A DISTRIBUTED GRAPHICS SYSTEM IMPLEMENTED IN PROLOG
Abstract
The construction of complex two dimensional graphics is a computationally
intensive process. This is aggravated in languages such as Prolog where it
is not easy to perform the arithmetic for geometric transformations at a
satisfactorily high speed. One approach to this problem is to distribute
the geometric computations to a special purpose graphics processor which
is tightly coupled with a display screen. Unfortunately, for complex
pictures without a lot of regularity in their structure it can take more
time to communicate the picture representation to the graphics processor
than to generate plotting instructions directly. A high level language for
two dimensional graphics (GROWL) is described. The "standard" implementation
of this generates directly executable Prolog code from the GROWL source.

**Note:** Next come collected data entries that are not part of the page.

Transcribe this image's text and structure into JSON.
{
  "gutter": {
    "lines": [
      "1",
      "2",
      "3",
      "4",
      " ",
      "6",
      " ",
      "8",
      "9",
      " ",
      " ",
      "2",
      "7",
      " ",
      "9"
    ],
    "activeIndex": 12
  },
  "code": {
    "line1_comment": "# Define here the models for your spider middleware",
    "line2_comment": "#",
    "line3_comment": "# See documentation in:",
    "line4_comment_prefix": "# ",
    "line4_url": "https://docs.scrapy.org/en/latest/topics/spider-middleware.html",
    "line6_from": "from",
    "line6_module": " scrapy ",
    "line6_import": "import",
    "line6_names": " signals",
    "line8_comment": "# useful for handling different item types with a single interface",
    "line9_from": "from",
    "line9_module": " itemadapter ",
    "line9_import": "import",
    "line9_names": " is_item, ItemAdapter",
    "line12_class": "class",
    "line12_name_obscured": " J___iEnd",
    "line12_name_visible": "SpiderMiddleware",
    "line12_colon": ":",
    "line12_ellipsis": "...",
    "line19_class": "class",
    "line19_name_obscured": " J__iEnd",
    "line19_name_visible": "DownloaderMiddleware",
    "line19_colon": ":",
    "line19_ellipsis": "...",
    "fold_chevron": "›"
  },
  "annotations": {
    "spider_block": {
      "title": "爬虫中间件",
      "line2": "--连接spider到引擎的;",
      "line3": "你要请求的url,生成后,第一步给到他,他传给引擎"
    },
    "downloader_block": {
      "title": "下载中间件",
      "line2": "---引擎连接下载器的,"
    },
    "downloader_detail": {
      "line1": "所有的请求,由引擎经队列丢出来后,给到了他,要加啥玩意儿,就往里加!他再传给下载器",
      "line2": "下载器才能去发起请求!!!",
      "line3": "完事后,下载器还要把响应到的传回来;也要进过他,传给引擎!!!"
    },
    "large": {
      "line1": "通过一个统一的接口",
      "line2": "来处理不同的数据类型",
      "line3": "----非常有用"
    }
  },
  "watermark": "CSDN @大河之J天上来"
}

A distributed version has been completed which compiles the original source
to two programs. One is intended to run on a remote processor and includes
little more than the arithmetic for geometric transformations. The other
runs on the host as a Prolog program and is completely free of the
overhead necessary for geometric transformations but includes all the
logic necessary to direct the picture construction. A novel message passing
scheme is used for communication between two components. The result is a
system which gives very compact representations of pictures on the
graphics processor, a very low communications overhead and a high degree
of parallelism between the host and graphics processors.